Within a decade, AI could be one million times more powerful than it is today, fueling an ever-increasing rate of technological development, BofA said.
“Every sector will be impacted — but the immediate beneficiaries include tech hardware (semis, GPUs, data centers), software (cloud, analytics) and cyber (phising),” the Bank of America strategists wrote.
“We are at a defining moment — like the Internet in the 90s — where artificial intelligence is moving towards mass adoption, with large language models like ChatGPT finally enabling us to fully capitalize on the data revolution,” they said.

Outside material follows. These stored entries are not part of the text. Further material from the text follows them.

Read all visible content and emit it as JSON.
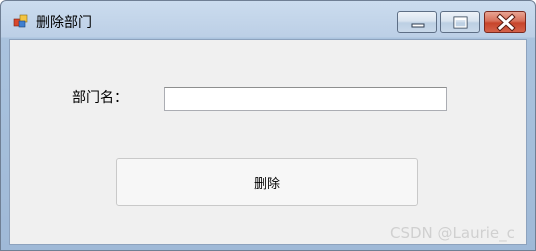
{
  "window": {
    "title": "删除部门",
    "app_icon": "windows-forms-app-icon",
    "controls": {
      "minimize_icon": "minimize-icon",
      "maximize_icon": "maximize-icon",
      "close_icon": "close-icon",
      "close_color": "#c7452b"
    }
  },
  "form": {
    "dept_name_label": "部门名：",
    "dept_name_value": "",
    "delete_button_label": "删除"
  },
  "watermark": "CSDN @Laurie_c"
}
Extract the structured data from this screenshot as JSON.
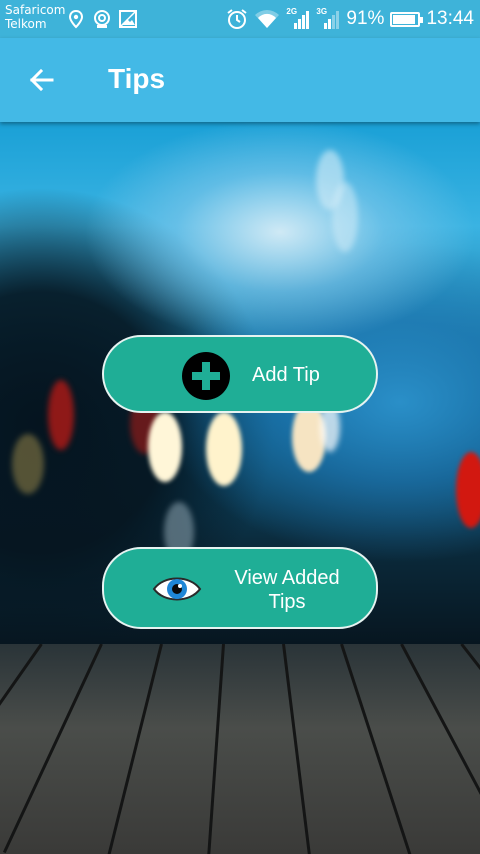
{
  "status_bar": {
    "carrier_1": "Safaricom",
    "carrier_2": "Telkom",
    "signal_1_label": "2G",
    "signal_2_label": "3G",
    "battery_percent": "91%",
    "battery_level": 0.91,
    "time": "13:44",
    "icons": [
      "location-icon",
      "hotspot-icon",
      "image-icon",
      "alarm-icon",
      "wifi-icon",
      "signal-icon",
      "signal-icon",
      "battery-icon"
    ]
  },
  "app_bar": {
    "title": "Tips",
    "back_icon": "arrow-left-icon",
    "color": "#43b9e6"
  },
  "actions": {
    "add_tip": {
      "label": "Add Tip",
      "icon": "plus-circle-icon"
    },
    "view_tips": {
      "label_line_1": "View Added",
      "label_line_2": "Tips",
      "icon": "eye-icon"
    }
  },
  "colors": {
    "status_bar": "#3eb3d9",
    "button": "#1fae96",
    "button_border": "#e6f3f1"
  }
}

AI today has already progressed beyond merely being able to read and write, to being capable of understanding content and natural language, according to BofA.
The strategists point out: “It took ChatGPT just 5 days to reach 1 million users, 1 billion cumulative visits in 3 months, and an adoption rate which is 3x TikTok’s and 10x Instagram’s. The technology is developing exponentially.”
UBS, in its own client note Tuesday, pointed to nearer-term financial upsides of AI technology and investments, predicting that the AI market will reach $90 billion by 2025, up from $36 billion in 2020, according to IDC and Bloomberg data.
“Our estimate may prove to be conservative, as growth in [large language models] and other generative AI technologies could be even faster than we expect, given advancements in machine learning and deep learning capabilities,” wrote Solita Marcelli, lead analyst in UBS Global’s wealth management unit.